Mit vollendeter Höflichkeit wartete er in seinem Zweireiher ab, bis Mary sich gesetzt hatte. Dann nahm er ordentlich ihr gegenüber Platz, das Gemälde im Blickfeld, denn sie saß darunter, aufrecht und, wie sie hoffte, Respekt einflößend.
«Wunderschön«, sagte er, den Monet anstarrend. Dann riss er den Blick davon los.»Ich bin aber kein Experte«, fügte er hinzu und räusperte sich vornehm. Es betrübte ihn, dachte sie, sich eine wenn auch nur kurze Gefühlsaufwallung gestattet zu haben.
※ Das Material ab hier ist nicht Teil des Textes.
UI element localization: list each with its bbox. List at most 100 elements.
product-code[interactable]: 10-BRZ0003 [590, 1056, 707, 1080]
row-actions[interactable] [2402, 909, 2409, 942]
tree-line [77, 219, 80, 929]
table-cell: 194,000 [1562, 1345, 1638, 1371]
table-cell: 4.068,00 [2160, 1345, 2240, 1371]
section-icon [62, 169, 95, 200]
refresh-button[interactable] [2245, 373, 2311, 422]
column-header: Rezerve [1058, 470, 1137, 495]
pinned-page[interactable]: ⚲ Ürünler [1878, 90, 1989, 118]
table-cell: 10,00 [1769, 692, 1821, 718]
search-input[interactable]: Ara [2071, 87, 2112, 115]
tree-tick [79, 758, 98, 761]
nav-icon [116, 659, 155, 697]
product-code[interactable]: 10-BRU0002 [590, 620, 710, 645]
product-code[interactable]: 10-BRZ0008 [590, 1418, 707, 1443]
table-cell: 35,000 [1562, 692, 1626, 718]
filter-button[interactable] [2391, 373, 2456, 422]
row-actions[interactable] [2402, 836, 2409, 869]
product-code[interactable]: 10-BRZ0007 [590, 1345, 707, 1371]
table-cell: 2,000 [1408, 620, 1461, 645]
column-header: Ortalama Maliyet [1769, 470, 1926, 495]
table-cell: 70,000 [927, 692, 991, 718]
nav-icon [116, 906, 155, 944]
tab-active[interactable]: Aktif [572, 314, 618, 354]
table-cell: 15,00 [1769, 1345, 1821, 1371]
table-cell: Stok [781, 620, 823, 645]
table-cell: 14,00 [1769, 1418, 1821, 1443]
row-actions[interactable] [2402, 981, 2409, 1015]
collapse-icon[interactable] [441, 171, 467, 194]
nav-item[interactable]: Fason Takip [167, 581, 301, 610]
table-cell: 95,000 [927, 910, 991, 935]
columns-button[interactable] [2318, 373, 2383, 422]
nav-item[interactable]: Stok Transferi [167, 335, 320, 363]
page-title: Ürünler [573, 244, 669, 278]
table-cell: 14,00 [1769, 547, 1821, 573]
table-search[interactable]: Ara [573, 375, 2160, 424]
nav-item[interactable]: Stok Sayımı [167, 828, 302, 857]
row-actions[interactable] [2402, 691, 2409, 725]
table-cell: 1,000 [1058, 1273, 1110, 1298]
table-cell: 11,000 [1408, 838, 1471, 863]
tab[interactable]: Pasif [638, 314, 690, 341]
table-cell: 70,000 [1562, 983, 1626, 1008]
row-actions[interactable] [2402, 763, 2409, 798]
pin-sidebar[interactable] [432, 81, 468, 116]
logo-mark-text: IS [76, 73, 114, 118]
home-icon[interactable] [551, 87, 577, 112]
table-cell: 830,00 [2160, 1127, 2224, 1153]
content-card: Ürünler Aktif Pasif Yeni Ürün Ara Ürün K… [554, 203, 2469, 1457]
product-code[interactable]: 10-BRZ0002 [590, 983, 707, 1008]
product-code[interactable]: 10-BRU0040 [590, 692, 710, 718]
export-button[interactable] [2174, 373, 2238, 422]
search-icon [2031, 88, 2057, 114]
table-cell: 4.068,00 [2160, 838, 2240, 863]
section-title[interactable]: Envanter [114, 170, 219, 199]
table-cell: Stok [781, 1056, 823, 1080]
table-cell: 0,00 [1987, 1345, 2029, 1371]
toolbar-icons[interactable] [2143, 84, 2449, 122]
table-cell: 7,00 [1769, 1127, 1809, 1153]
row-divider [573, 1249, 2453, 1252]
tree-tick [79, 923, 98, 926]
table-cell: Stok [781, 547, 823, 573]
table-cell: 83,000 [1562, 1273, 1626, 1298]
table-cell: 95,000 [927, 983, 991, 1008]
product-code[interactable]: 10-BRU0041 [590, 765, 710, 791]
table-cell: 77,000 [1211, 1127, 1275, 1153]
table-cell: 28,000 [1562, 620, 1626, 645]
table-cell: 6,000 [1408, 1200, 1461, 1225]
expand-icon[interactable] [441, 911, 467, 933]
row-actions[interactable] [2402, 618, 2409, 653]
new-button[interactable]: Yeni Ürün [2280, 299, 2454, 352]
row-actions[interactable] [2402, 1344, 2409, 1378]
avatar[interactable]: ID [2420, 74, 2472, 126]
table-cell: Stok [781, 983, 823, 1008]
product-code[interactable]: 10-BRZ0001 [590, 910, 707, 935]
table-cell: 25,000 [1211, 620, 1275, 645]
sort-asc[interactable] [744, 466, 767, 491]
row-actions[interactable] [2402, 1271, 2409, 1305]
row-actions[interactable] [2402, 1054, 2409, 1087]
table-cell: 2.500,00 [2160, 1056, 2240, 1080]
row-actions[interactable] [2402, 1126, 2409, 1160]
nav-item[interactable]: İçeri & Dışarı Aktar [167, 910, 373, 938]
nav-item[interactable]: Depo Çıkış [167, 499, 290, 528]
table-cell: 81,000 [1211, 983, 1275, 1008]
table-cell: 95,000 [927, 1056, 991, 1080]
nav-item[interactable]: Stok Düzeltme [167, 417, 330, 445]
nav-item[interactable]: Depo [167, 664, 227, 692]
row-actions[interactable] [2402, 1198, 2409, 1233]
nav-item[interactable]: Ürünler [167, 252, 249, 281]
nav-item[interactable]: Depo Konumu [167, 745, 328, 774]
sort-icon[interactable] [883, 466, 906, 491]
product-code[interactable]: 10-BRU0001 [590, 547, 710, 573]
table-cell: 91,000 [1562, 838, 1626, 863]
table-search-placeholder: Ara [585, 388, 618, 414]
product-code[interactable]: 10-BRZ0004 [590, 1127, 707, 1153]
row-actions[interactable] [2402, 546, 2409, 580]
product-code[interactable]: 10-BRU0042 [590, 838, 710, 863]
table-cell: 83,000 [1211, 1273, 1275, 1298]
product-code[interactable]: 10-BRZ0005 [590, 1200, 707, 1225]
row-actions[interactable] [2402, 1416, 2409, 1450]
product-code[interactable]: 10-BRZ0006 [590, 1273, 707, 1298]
«Aber ist seine Echtheit beglaubigt?«Sie sagte es so, wie sie früher gedacht, aber nicht gesagt hätte: Pfui, schämen Sie sich!
«Ausreichend, um den Erfordernissen meiner Gesellschaft zu genügen«, sagte er.»Nicht, dass Sie mich jetzt falsch verstehen — wir haben nicht die Absicht, irgendwelche Erkundigungen einzuziehen. Wir begnügen uns bei derart delikaten Verhandlungen immer damit, einfach das Gemälde zurückzubekommen.« Mary verstand ihn zwar nicht falsch, verstand ihn allerdings auch nicht richtig.
Er nahm ein Stück Papier aus der Brusttasche, das er auf das Beistelltischchen legte und mit den spitz zulaufenden Fingern eines Künstlers — oder eines Bankers — oder eines Taschendiebs — behutsam an eine Stelle manövrierte, an der Mary erkennen konnte, dass er ihr einen Verrechnungsscheck offerierte.
Da er sie nicht ansah, entging ihm das Zucken, das sie an ihrem Mund spürte.»Der Tag des Brandes«, dachte sie, doch die Worte kamen ihr nicht über die Lippen.
Sie nahm den Scheck in die Hand: 20000 Dollar.
«Darf ich mal Ihr Telefon benutzen, Miss Gardner?« Mary nickte und ging in die Küche, wo sie erneut den Scheck betrachtete. Ein Batzen Geld, dachte sie bitter, zum Ausgleich dafür, dass man sich ein paar Monate lang um einen Freund gekümmert hat.
Sie hörte die Stimme des Besuchers, während er in den Hörer sprach — inzwischen ganz der Experte, seinem Ton nach zu schließen. Ein paar Minuten später hörte sie, wie die Wohnungstür zuging. Als sie wieder ins Wohnzimmer trat, waren sowohl ihr Besucher als auch der Monet verschwunden …
Einige Zeit später nahm Mary an der Eröffnung des neuen Flügels im Institut teil. Sie erkannte einige Leute, die sie früher nicht gekannt hatte und die sie vermutlich auch nicht mehr viel länger kennen würde.
Man hatte den Monet wieder verkehrt herum gehängt.
Darüber dachte Mary nach, als sie wieder zu Hause war, und weil zweimal richtig einmal möglicherweise falsch bestimmt wieder gutmachte, hielt sie den Scheck verkehrt herum, während sie ihn über dem Spülbecken verbrannte.